We deem this acceptable because the proxy or MITM can only be effective if the client machine has already been configured to trust the proxy’s issuing certificate — that is, the client is already under the control of the person who controls the proxy (e.g. the enterprise’s IT administrator). If the client does not trust the private trust anchor, the proxy’s attempt to mediate the connection will fail as it should."


Does anyone know how Chrome does do distinguish a private trust anchor from all the other root certificates that are provided by the operating system? (Comodo, Comsign, Digicert et al)


Out of curiosity: why do you keep such documents in repositories instead of simply in a filesystem (on an encrypted volume, backed up and possibly synced across devices)? Tax spreadsheets usually don't change, so there's no need for version history (if anything, new rows for new years are added, but without changing past data).

I ask this because I'm trying to figure out a solution for myself for keeping sensitive personal information and I never thought about storing such documents in a repository. Maybe I am missing something and your use case will open my eyes. Thanks!


For me one big benefit is that it's distributed.
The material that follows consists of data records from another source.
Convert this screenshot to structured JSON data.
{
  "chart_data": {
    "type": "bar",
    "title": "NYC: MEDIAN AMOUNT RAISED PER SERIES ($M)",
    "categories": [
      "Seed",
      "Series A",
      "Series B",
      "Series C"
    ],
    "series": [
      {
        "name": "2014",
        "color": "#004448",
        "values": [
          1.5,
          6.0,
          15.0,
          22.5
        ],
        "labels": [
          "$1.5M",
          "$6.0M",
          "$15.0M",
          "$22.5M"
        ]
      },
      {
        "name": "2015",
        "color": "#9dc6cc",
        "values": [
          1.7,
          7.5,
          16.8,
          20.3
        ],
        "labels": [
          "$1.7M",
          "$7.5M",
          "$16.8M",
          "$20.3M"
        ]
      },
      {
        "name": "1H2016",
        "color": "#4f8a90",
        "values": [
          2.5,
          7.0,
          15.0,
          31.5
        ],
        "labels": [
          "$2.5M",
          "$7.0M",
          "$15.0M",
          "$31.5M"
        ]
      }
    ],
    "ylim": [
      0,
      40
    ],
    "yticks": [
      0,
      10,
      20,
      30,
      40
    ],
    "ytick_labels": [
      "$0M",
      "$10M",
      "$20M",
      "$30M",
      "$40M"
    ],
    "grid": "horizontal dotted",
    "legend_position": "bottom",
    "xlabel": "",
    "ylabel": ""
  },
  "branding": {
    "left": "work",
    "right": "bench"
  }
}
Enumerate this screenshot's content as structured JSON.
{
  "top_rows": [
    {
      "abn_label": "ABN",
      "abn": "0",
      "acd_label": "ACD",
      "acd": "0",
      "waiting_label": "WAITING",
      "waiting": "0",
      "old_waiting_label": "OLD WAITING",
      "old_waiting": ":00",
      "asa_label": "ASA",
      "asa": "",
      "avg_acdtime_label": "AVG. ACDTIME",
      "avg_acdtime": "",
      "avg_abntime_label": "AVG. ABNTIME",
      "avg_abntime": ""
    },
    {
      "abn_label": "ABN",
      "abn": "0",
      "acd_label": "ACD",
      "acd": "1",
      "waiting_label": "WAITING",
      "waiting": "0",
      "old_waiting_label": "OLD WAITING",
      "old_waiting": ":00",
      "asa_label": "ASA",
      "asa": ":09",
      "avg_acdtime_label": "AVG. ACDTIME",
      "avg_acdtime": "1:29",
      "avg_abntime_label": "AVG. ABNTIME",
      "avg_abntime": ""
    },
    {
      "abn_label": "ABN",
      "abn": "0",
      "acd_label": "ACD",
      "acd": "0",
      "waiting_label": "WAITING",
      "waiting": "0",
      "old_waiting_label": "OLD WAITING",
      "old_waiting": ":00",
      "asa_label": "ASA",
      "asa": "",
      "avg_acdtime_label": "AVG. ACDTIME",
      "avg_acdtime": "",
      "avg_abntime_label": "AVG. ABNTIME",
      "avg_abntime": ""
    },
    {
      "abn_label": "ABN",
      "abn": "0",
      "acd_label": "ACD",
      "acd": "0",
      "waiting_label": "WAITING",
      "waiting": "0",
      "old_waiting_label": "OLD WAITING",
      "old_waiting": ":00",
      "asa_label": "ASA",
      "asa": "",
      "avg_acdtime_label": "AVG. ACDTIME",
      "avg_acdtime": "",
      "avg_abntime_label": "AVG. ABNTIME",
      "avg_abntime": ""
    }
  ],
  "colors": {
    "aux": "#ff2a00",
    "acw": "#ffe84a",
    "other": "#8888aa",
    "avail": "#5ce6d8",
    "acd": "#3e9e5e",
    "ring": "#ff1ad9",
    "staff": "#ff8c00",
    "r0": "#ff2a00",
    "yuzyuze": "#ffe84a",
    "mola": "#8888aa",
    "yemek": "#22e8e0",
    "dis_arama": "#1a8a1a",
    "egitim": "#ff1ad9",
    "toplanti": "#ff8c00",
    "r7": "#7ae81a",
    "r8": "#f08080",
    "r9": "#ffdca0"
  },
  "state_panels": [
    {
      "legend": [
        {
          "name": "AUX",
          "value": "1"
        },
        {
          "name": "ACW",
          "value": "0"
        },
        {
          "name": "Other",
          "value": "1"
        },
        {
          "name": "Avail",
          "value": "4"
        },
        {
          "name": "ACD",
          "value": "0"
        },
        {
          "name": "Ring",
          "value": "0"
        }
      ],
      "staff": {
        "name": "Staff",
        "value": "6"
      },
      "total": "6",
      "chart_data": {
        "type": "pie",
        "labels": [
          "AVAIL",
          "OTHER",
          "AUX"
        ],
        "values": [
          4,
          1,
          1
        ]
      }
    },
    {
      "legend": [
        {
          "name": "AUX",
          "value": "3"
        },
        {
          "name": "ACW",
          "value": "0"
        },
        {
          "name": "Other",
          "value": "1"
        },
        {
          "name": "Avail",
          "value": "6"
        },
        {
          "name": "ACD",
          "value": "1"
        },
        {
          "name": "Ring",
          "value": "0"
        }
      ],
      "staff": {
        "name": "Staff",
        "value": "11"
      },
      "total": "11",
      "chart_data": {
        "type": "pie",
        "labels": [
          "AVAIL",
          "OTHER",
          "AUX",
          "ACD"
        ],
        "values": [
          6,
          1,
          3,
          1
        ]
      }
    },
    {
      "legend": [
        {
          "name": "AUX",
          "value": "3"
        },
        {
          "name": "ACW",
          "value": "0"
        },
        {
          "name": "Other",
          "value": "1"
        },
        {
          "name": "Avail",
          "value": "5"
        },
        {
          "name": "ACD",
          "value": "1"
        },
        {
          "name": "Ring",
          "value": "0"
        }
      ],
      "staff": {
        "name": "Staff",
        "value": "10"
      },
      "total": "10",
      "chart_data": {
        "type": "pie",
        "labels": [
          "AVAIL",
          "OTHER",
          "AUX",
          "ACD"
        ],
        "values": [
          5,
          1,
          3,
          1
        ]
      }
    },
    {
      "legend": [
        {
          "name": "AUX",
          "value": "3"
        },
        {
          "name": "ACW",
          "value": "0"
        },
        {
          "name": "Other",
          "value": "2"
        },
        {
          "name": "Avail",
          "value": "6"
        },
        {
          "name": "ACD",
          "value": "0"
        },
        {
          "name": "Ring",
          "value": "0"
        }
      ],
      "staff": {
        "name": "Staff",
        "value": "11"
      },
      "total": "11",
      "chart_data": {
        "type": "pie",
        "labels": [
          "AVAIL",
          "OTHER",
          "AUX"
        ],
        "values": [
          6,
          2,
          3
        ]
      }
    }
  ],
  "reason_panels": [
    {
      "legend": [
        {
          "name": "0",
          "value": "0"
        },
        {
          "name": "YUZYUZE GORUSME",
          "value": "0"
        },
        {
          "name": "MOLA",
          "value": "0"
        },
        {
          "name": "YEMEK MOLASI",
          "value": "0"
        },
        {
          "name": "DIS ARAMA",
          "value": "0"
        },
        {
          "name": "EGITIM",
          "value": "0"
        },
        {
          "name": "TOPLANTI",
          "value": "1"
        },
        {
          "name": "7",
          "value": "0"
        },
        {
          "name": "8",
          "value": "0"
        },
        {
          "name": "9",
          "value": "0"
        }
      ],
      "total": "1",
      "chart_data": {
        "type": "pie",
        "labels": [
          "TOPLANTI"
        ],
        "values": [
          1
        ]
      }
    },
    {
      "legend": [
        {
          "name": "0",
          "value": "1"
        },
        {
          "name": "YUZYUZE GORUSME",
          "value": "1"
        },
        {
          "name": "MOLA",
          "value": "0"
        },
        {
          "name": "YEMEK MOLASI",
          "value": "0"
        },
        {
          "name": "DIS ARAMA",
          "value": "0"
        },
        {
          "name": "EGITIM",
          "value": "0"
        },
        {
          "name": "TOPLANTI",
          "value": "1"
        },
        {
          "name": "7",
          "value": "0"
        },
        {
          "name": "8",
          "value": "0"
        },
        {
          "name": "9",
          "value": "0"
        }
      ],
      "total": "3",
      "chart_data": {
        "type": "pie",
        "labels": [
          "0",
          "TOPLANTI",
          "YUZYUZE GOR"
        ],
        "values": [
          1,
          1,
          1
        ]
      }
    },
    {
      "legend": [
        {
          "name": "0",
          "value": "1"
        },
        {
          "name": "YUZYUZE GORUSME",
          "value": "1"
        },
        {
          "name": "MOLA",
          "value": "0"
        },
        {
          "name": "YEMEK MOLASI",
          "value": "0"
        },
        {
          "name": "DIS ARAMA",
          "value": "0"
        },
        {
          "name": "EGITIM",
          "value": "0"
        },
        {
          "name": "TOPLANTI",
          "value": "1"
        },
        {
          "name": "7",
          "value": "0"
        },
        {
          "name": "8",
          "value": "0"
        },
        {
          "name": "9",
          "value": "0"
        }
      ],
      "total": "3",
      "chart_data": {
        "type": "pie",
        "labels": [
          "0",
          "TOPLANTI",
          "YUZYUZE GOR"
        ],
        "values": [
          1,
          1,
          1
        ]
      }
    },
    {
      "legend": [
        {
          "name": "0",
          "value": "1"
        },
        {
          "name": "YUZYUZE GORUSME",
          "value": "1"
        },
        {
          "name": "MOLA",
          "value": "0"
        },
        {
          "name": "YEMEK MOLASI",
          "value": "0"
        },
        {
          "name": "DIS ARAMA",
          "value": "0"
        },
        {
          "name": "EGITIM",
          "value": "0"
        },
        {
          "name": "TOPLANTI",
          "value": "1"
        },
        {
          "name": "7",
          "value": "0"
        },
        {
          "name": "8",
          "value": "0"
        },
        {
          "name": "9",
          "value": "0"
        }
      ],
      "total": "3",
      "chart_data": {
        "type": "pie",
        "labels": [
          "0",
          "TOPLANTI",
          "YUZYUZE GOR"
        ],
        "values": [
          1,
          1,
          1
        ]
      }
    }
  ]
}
I like to keep my important documents backed up on all the computers i have, on a USB drive stored in a safe location and also store the data with a cloud provider.
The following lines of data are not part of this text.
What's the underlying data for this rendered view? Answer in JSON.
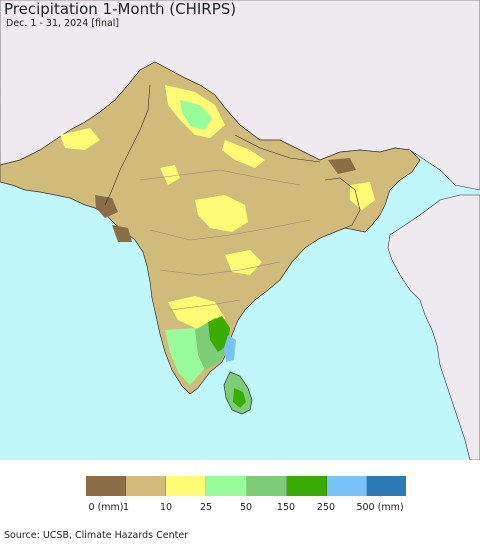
{
  "map": {
    "title": "Precipitation 1-Month (CHIRPS)",
    "subtitle": "Dec. 1 - 31, 2024 [final]",
    "colors": {
      "ocean": "#bff7fb",
      "outside_land": "#efeaef",
      "border": "#333333"
    }
  },
  "legend": {
    "swatch_colors": [
      "#8b6d46",
      "#d1bb7b",
      "#fffb74",
      "#99fc9b",
      "#7ccc78",
      "#3bab06",
      "#79c3f8",
      "#2a7bb6"
    ],
    "labels": [
      "0 (mm)",
      "1",
      "10",
      "25",
      "50",
      "150",
      "250",
      "500 (mm)"
    ]
  },
  "footer": {
    "source": "Source: UCSB, Climate Hazards Center"
  }
}
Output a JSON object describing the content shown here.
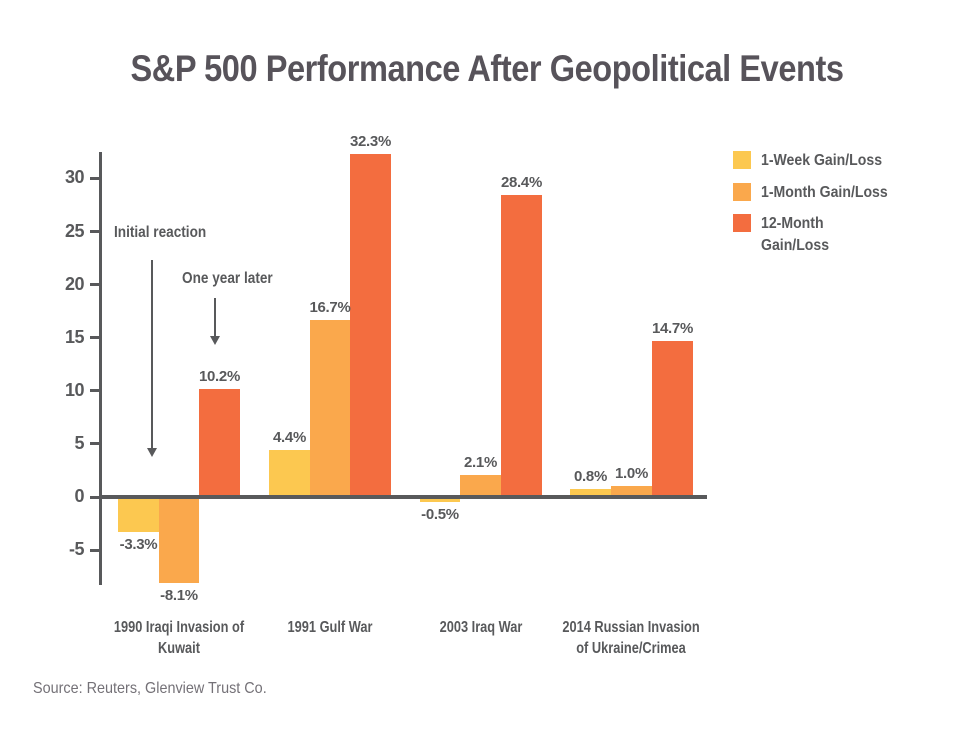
{
  "title": "S&P 500 Performance After Geopolitical Events",
  "source": "Source: Reuters, Glenview Trust Co.",
  "annotations": [
    {
      "text": "Initial reaction"
    },
    {
      "text": "One year later"
    }
  ],
  "colors": {
    "week": "#FCC850",
    "month": "#FAA84C",
    "year": "#F36D3F",
    "text": "#58595B",
    "axis": "#58595B"
  },
  "chart_data": {
    "type": "bar",
    "title": "S&P 500 Performance After Geopolitical Events",
    "categories": [
      "1990 Iraqi Invasion of\nKuwait",
      "1991 Gulf War",
      "2003 Iraq War",
      "2014 Russian Invasion\nof Ukraine/Crimea"
    ],
    "series": [
      {
        "name": "1-Week Gain/Loss",
        "legend_label": "1-Week Gain/Loss",
        "color": "#FCC850",
        "values": [
          -3.3,
          4.4,
          -0.5,
          0.8
        ],
        "labels": [
          "-3.3%",
          "4.4%",
          "-0.5%",
          "0.8%"
        ]
      },
      {
        "name": "1-Month Gain/Loss",
        "legend_label": "1-Month Gain/Loss",
        "color": "#FAA84C",
        "values": [
          -8.1,
          16.7,
          2.1,
          1.0
        ],
        "labels": [
          "-8.1%",
          "16.7%",
          "2.1%",
          "1.0%"
        ]
      },
      {
        "name": "12-Month Gain/Loss",
        "legend_label": "12-Month\nGain/Loss",
        "color": "#F36D3F",
        "values": [
          10.2,
          32.3,
          28.4,
          14.7
        ],
        "labels": [
          "10.2%",
          "32.3%",
          "28.4%",
          "14.7%"
        ]
      }
    ],
    "yticks": [
      30,
      25,
      20,
      15,
      10,
      5,
      0,
      -5
    ],
    "ylim": [
      -8.5,
      32.5
    ],
    "xlabel": "",
    "ylabel": "",
    "grid": false,
    "legend_position": "right"
  }
}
Now, if i update one document on computer A, and another document using computer B, i have to sync it to all other devices which is a PITA without git. You get into the situation where you don't know if the version on the USB drive was newer or older than the one on computer B etc, whereas with git all this is available in the version tree and there are nice merge tools available.

I've been planning to do this even for photos, for all the reasons above, but haven't taken the full step yet.


Wouldn't encrypted files with a service like Dropbox help? Containers usually sync well (only syncs changed parts). Only downside is that you can't access files without decryption software.


Dropbox, as all other "just-works" sync services, don't handle merge conflicts very good. Suddenly you have thousands of Filename_EditedByX(3).txt in every folder and dont know which one of them is the newest and don't have their most common ancestor version easily available for a 3-way merge.


To be fair, they cannot handle merge conflicts with encrypted containers. I find that merge conflicts almost always cause more trouble than the work of avoiding them from the start. As long as you don't share data (with containers unlikely), merge conflicts should be extremely rare (and anticipated).


I am not OP but I do the same as him.

I used to keep the data on Dropbox but switched to a repo because it felt to have better safety against user error. It's not all that hard to accidentally delete or modify a file in a filesystem. Given the commit process it's much harder to do in a repo.


My tax sheets are updated throughout the year for various reasons (bonuses, side gigs, property sales, etc.), so I rely on the version history. I also keep a lot of other stuff that I update more rapidly (mostly in text documents.)